In response, government spokesman Mohammed
said, “There is not a single soldier who is
abusing human rights.”
Darfur vs. Ogaden: the hypocrisy of
imperialism
Why is there no “Save Ogaden” movement
propped up by the U.S. government? Why
aren’t U.S. politicians calling for military
intervention in Ethiopia?
The disparity in response between Darfur and
Ogaden is due to the fact that Darfur is
being used as a pretext to control oil-rich
Sudan. Sudan is led by a government
resisting imperialism. It has denounced the
U.S. occupation of Iraq, championed the
cause of the Palestinian people and
strengthened economic ties to China. The
U.S. government could not care less about
the actual humanitarian crisis facing the
Sudanese people.
Ethiopia’s Zenawi is the U.S. government’s
top ally in the Horn of Africa. He and his
followers—armed and funded by U.S.
imperialism and African client
states—overthrew the communist-inspired Derg
government in 1991.
As the U.S. government’s main stooge in this
geopolitically critical area, the Zenawi
government has been doing the bidding of
U.S. imperialism. The U.S. government funds
Zenawi’s brutal regime to the tune of $500
million each year.
In December 2006, Zenawi oversaw the
invasion of Somalia by the Ethiopian
military. It was a proxy invasion initiated,
directed and funded by the United States to
displace a popular and potentially
anti-imperialist government in formation.
Thousands of Ethiopian troops still occupy
Somalia.
When it comes to Ogaden, since the U.S.
government already exercises control over
Ethiopia, there is no need to feign concern
about the humanitarian crisis in the region.

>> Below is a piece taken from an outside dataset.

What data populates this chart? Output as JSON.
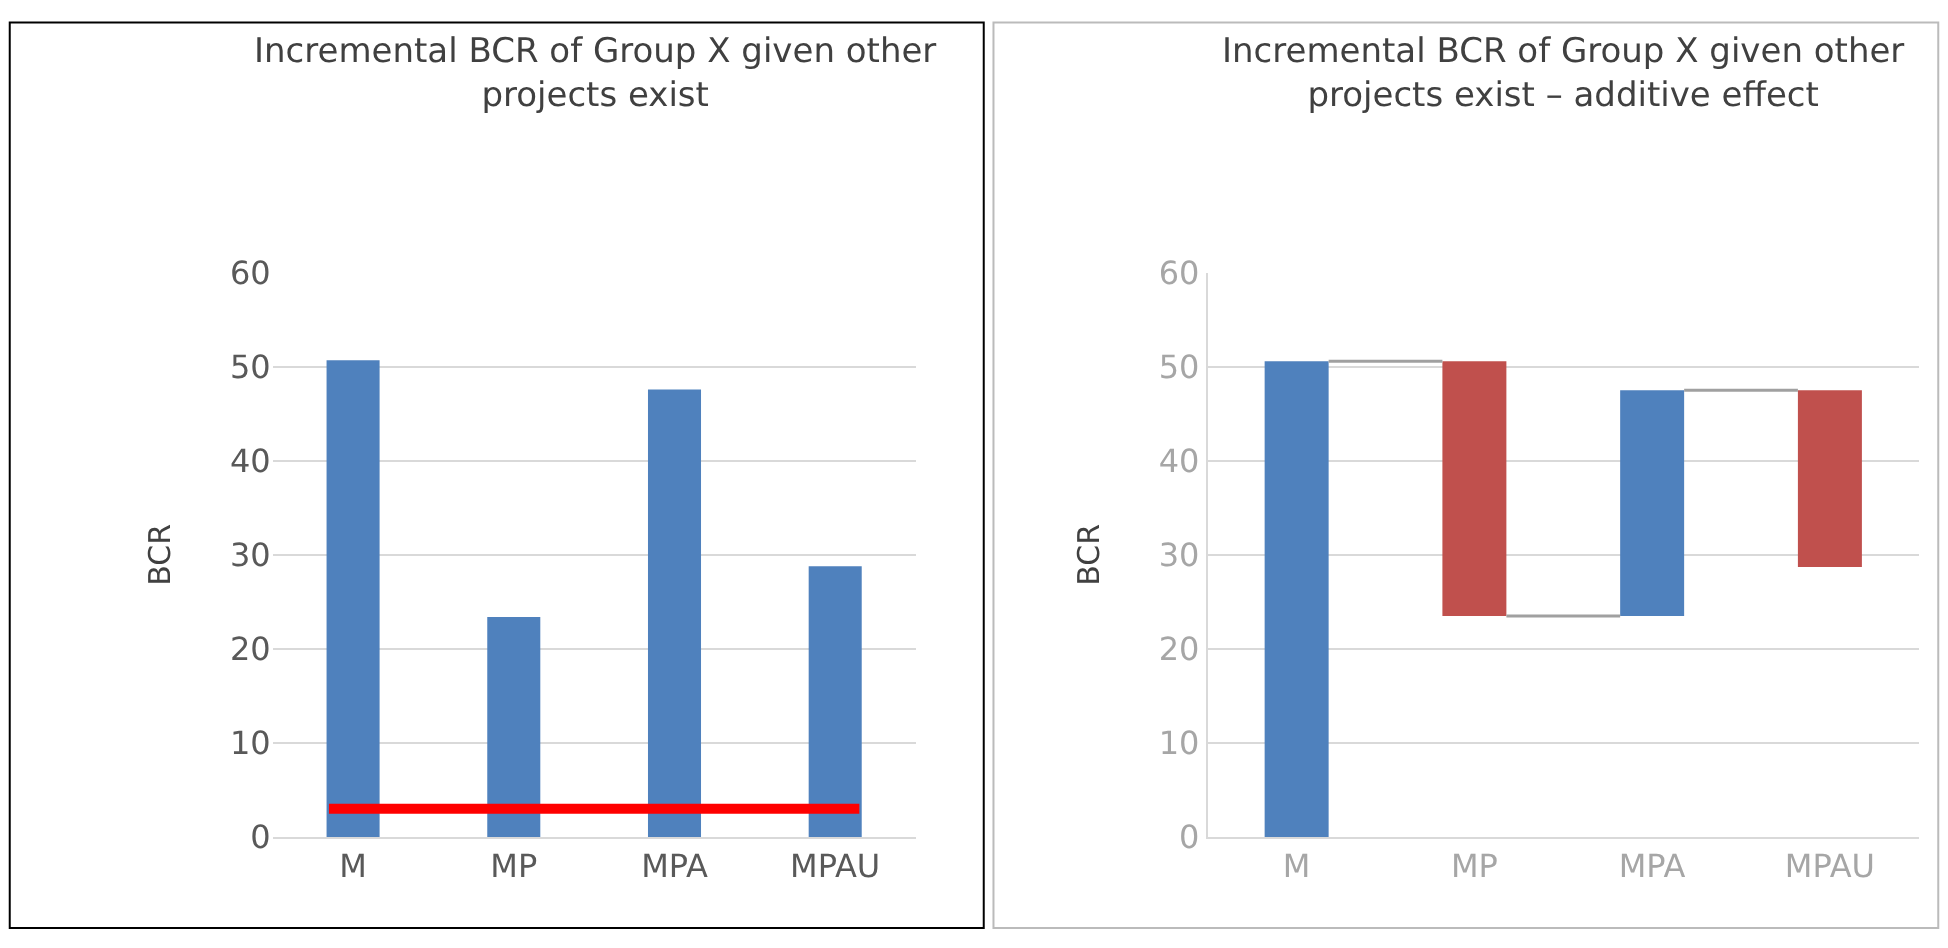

In fact, U.S. Secretary of State Condoleeza
Rice stated on Ethiopian television that the
Bush administration was against a bill that
would restrict U.S. military assistance to
Ethiopia until it improved its human rights
record.
If Ogaden turns out to be sitting on top of
valuable oil deposits, it is in the
interests of U.S. imperialism for the
independence movement in the region to be
crushed and for Ogaden to remain under
Zenawi’s control.
The differential response by the U.S.
government to Darfur versus Ogaden reveals
the hypocrisy of U.S. imperialism. This
hypocrisy allows the U.S. government to
preach about “genocide” in Darfur, but then
but look away when Zenawi’s government
intentionally starves and pillages people in
Ogaden.
It is this same hypocrisy that demonizes
Robert Mugabe as a dictator for working to
free Zimbabwe from the iron grip of
imperialism, but turns a blind eye when the
Zenawi government kills hundreds of
anti-government protesters, as it did in
2005. There are endless examples of such
hypocrisy.
Hypocrisy is an inherent element of U.S.
imperialism because imperialism is motivated
by the unfettered flow of U.S. capital, not
solidarity and cooperation.
In Africa, there are humanitarian crises
across the continent due to imperialist
interventions and severe economic
underdevelopment. Centuries of colonialism
and neo-colonial rule have taken their toll
on Africa’s oppressed people. U.S.
imperialism and the bourgeois media shine a
light on select issues to facilitate the
continued neo-colonial subjugation of the
African continent.
Revolutionaries and progressive people
should not be fooled when U.S. politicians
talk about people’s needs in Africa.